You find yourself in an arbitration needing documents and testimony from a nonparty. Your arbitrator issues a nonparty summons, “conveniently” requiring the out-of-state nonparty to appear by video at a hearing and produce documents to the parties and the arbitrator in advance. As it goes, the nonparty objects to the summons, refusing to comply without an order compelling it to do so. So you move to enforce the arbitral summons in the district court in which the arbitration is pending pursuant to 9 U.S.C. § 7, and your adversary (and the nonparty) opposes. What next? The Eleventh Circuit provided its thoughts in Managed Care Advisory Group, LLC v. Cigna Healthcare, Inc., No. 17-13761 (11th Cir. Sept. 18, 2019).
This common scenario recently occurred in the U.S. District Court for the Southern District of Florida. There, the district court determined that it had jurisdiction to enforce the arbitral summons, as it had reserved jurisdiction to enforce the settlement agreement, which was the subject of the arbitration, and that the parties agreed in the arbitration agreement to the jurisdiction of the district court. The district court granted the motion to enforce the arbitral summons, and the decision was appealed.
As to subject-matter jurisdiction, the Eleventh Circuit clarified that although the district court did have ancillary subject-matter jurisdiction over the motion to enforce the summonses because it retained jurisdiction over the subject settlement agreement, it was neither because the district court had appointed the arbitrator nor because the parties agreed to the jurisdiction of the district court in their arbitration agreement.
Turning next to personal jurisdiction, Section 7 of the Federal Arbitration Act allows nationwide service of arbitral summonses. An arbitrator may summon an individual to attend the arbitration as a witness, and if the witness refuses, the district court in which the arbitrator sits may be petitioned to compel attendance “in the same manner provided by law for securing the attendance of witnesses … in the courts of the United States.” Federal Rule of Civil Procedure 45(b) provides that “a subpoena may be served at any place within the United States.” The Eleventh Circuit concluded that nationwide service of arbitral summonses is appropriate.
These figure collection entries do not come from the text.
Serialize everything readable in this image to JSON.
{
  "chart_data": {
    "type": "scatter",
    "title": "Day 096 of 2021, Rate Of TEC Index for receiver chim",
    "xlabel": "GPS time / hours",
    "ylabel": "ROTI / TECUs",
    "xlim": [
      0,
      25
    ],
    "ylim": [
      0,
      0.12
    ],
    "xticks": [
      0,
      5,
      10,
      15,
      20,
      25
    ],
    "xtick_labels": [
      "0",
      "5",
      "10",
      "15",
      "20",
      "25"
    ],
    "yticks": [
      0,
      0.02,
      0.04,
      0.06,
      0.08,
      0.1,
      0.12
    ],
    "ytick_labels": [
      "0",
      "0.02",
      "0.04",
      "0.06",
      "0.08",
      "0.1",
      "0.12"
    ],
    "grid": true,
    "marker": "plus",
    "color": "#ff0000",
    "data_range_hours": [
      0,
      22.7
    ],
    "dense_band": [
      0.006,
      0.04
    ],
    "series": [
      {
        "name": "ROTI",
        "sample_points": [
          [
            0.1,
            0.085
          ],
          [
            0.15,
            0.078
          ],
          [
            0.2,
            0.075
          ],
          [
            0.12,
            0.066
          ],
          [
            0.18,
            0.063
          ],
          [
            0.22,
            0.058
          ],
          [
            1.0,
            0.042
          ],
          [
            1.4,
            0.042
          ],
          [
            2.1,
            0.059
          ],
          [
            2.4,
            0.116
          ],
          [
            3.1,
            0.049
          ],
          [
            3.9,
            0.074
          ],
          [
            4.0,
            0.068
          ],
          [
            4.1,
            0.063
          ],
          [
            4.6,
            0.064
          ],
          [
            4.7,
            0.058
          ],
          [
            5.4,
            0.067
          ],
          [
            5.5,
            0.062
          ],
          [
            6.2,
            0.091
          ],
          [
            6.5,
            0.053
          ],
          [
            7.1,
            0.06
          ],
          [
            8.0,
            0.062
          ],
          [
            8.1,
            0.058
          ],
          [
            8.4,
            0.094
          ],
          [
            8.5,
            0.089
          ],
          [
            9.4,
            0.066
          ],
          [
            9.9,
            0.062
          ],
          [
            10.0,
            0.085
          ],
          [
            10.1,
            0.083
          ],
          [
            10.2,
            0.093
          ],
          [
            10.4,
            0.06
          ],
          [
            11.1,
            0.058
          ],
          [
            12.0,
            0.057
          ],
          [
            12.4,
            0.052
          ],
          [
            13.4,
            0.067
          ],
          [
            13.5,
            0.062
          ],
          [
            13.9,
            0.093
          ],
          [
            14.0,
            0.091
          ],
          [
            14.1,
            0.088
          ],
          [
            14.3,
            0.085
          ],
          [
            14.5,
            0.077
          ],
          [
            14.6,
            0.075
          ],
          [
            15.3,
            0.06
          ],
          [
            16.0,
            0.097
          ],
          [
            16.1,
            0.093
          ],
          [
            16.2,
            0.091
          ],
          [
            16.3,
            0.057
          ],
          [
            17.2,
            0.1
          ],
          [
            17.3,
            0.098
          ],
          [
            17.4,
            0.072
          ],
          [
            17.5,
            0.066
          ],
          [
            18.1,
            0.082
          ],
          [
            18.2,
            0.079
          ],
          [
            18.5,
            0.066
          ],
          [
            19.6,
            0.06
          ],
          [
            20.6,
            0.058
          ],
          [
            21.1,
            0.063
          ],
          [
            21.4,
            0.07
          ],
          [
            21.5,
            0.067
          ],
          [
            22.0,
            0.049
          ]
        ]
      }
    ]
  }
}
Looking at 9 U.S.C. § 7 (which permits a court to compel the attendance of a person refusing to comply with an arbitral summons in the same manner provided by law for securing the attendance of witnesses) and Rule 45(d)(2)(B)(i) (which permits a court in the district in which compliance is required to compel), the Eleventh Circuit then concluded that “the plain meaning of 9 U.S.C. § 7 requires that a motion to compel must be filed in the district in which the arbitrators are sitting.”
Next, the Eleventh Circuit determined that the summoned parties did not show that “the inconvenience of traveling in the present case to litigate their objections to the arbitral summonses rises to the level of constitutional concern” under the Fifth Amendment.
The Eleventh Circuit addressed prehearing documentary discovery from nonparties. While Section 7 of the FAA allows an arbitrator to “summon in writing any person to attend before them … as a witness and in a proper case to bring with him … any book, record, document, or paper which may be deemed material as evidence in the case,” the Second, Third, Fourth, and Ninth Circuits have concluded that this language “unambiguously restricts an arbitrator’s subpoena power to situations in which the non-party has been called to appear in the physical presence of the arbitrator and to hand over the documents at that time.” The Eleventh Circuit agreed, rejecting the Eight Circuit’s reasoning that prehearing documentary discovery should be permissible to promote efficiency.
The Eleventh Circuit concluded that because the nonparties would appear on video – and not in the physical presence of the arbitrator located in Miami – the arbitral summons could not be enforced. Moreover, prehearing document discovery is not authorized by the FAA, and thus “the provision of documents prior to the hearing is not the same as appearing in the physical presence of an arbitrator and bringing documents at the time of the hearing.” The district court’s decision was reversed and the matter remanded.